Frederick J. Mulhaupt is one of the twelve founders of Allied Artists of America.  Mulhaupt was  born in Rockport, Missouri in 1871.  He was the son of German parents.   Although the majority of Mulhaupt’s professional career was spent in New York City, Boston and East Gloucester, Massachusetts, his childhood was spent in a small unsettled Indian Territory on the border of Kansas.  Interestingly, artists born of German parents usually went to Munich to study their art; however, Mulhaupt chose to study in Paris and exhibited his paintings at the National Academy of Moret, France and St. Ives in Cornwall, England.  When he returned from Europe around 1890 he moved to Chicago where he lived for a decade.  Around 1904, this nomadic and reclusive artist declared the Salmagundi Club as his winter residence and spent his summers in Cape Ann, Massachusetts. Later in this decade, Mulhaupt painted in Paris and at St. Ives on the Cornish coast of England.  His impressionistic leanings were absorbed here and inspired his later work in Gloucester. In 1922, when he was in his early 50s,  Mulhaupt made Gloucester, Massachusetts his home.  It was here that he focused on painting landscapes and harbors.  In 1921 he married Agenes Leone Kingley, a teacher, and they had a son.  

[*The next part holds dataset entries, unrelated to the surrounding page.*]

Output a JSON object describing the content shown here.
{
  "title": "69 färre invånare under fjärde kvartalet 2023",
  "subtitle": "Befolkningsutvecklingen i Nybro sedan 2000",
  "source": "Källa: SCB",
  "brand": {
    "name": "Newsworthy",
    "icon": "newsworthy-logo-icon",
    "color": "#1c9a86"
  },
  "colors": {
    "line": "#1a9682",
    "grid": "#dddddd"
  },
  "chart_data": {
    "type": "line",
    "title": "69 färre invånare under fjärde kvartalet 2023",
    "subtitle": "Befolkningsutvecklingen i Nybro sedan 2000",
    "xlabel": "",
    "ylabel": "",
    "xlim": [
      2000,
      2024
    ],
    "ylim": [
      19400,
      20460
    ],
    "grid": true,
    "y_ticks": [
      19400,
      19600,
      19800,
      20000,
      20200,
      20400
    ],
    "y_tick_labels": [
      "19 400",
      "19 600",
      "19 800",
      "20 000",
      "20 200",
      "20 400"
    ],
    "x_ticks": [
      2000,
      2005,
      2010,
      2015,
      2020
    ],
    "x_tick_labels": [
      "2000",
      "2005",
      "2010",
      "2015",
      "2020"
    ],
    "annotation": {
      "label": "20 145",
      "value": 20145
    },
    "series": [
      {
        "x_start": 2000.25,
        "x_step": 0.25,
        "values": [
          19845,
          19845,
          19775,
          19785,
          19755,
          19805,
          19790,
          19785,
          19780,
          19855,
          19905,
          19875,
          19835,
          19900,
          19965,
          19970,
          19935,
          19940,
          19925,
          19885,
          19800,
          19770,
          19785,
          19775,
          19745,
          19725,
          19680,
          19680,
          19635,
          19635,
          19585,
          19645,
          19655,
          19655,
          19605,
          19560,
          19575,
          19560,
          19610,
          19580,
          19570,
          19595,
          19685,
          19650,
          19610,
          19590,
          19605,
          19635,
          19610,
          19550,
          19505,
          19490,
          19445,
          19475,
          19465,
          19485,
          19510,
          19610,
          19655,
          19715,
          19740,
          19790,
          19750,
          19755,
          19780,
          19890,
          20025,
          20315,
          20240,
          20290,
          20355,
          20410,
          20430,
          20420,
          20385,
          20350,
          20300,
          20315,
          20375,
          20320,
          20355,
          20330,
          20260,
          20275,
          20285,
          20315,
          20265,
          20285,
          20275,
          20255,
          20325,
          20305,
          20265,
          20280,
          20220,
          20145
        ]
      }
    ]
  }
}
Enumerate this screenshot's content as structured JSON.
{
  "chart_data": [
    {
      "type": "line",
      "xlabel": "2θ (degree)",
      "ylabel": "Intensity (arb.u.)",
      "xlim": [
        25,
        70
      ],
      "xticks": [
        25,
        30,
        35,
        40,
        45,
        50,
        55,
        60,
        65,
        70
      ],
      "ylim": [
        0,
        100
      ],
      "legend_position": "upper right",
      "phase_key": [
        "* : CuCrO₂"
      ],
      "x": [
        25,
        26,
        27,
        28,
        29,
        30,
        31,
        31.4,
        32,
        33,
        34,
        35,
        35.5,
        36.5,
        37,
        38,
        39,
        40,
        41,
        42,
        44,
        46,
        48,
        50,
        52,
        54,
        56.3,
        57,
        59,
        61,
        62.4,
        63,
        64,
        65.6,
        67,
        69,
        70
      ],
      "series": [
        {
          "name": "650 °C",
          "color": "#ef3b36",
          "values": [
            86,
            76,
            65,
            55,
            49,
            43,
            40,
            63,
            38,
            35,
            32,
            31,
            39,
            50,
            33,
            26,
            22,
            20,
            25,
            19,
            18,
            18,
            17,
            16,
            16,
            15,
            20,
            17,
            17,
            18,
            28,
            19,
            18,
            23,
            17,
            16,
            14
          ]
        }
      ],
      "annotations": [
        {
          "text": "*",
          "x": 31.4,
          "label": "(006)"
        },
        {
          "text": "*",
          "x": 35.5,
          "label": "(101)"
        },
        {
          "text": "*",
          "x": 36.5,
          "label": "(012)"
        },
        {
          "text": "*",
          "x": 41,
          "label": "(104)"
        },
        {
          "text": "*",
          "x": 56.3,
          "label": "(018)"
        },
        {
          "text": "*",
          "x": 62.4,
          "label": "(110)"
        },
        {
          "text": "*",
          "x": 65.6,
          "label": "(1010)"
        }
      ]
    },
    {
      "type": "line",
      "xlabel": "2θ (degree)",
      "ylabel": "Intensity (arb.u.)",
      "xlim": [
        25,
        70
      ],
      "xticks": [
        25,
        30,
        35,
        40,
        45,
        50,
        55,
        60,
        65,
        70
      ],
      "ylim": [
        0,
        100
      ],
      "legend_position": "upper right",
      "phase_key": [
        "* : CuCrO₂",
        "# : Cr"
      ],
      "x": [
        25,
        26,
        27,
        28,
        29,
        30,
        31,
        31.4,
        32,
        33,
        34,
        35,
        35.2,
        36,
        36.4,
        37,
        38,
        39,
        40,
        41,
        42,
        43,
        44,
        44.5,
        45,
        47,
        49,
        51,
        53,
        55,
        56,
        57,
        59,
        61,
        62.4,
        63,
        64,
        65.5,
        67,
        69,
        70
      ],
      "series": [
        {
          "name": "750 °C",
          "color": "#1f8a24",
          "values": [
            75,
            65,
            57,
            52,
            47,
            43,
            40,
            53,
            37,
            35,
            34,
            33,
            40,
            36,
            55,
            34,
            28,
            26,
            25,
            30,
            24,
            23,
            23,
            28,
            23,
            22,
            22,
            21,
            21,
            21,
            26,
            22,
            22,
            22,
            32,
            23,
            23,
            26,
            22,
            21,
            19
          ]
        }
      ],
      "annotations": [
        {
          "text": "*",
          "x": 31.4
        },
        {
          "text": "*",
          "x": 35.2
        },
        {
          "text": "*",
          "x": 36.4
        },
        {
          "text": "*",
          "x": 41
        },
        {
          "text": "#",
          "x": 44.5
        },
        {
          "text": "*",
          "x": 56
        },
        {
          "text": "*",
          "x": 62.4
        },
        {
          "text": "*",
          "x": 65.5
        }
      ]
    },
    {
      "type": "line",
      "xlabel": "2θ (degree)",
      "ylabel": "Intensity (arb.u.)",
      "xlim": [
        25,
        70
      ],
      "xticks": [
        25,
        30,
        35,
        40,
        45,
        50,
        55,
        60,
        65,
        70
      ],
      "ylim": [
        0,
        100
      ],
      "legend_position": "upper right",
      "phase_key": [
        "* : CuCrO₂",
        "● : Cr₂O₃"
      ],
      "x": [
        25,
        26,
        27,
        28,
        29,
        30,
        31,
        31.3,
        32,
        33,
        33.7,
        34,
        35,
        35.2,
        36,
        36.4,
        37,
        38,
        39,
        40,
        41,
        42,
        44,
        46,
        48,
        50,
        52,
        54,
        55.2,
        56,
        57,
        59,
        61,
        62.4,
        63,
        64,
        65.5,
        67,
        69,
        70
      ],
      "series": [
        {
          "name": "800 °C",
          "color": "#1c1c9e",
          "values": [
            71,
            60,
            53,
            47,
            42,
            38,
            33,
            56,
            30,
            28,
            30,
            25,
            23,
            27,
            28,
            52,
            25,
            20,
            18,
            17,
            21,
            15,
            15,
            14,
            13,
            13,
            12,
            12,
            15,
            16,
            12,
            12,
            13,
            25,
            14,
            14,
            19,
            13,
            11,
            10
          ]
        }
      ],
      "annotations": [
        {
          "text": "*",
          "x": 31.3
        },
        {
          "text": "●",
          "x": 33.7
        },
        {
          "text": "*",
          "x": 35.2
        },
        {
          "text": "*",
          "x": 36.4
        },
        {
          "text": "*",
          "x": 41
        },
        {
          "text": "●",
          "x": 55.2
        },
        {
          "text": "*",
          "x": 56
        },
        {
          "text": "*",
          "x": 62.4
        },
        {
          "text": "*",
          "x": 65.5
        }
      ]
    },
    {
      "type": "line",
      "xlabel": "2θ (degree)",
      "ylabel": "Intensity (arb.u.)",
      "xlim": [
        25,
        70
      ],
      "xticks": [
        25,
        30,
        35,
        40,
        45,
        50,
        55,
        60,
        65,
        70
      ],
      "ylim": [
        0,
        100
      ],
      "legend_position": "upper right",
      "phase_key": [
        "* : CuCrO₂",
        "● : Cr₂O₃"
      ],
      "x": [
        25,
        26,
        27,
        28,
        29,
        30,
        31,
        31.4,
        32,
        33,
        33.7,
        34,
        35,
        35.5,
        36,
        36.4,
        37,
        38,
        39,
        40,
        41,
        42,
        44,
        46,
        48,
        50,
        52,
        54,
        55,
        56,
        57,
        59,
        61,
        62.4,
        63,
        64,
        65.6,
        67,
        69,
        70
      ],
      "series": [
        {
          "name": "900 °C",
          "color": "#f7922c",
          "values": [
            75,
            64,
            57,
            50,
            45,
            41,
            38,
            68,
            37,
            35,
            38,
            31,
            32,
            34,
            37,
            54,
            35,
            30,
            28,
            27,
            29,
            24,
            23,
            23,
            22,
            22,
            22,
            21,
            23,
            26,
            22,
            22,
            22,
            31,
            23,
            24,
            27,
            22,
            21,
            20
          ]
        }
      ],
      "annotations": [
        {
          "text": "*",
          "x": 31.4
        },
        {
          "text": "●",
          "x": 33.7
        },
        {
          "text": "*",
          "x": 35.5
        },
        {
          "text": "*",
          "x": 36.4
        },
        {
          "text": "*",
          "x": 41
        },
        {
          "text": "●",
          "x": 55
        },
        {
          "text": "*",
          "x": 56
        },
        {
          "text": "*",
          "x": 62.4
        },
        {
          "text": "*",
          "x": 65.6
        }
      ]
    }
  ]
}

Mulhaupt was, in fact, renowned for his Gloucester Harbor paintings done both in his studio and “en plain air”. He was well known particularly for capturing light and effects.  He was dubbed “Dean of the Cape Ann School” of artists. Mulhauapt became a member of the North Shore Art Association in 1923.  He also became an Associate of the National Academy in 1926 and he was a member of the National Arts Club, Salmagundi Club, Allied Artists, Palette & Chisel, Boston Arts Club, Rockport AA:American Art Association in Paris and the Artists Fund Association.  His awards include the Evans Prize at the Salmagundi Club (NY 1907) and its Porter Prize (1921). MN Minneapolis Prize (1924); awards at the Allied Artists of American NY 1925 and 1930; a landscape medal from the Philadelphia Sesqui-Centennial in 1925; the Bunce Prize, CT Academy of Fina Art in 1927; prizes at the Ogunquit AA 1931-1932. And more.      Frederick J. Mulhaupt’s main studio rested on the pilings as close to the ocean as possible.  Students flocked to this site.  The house at 47 Rocky Nick Avenue was his final studio where he died in1938. Mulhauapt's paintings have been valued at and sold for between $400 and $90,000. Most pieces around $25-30,000.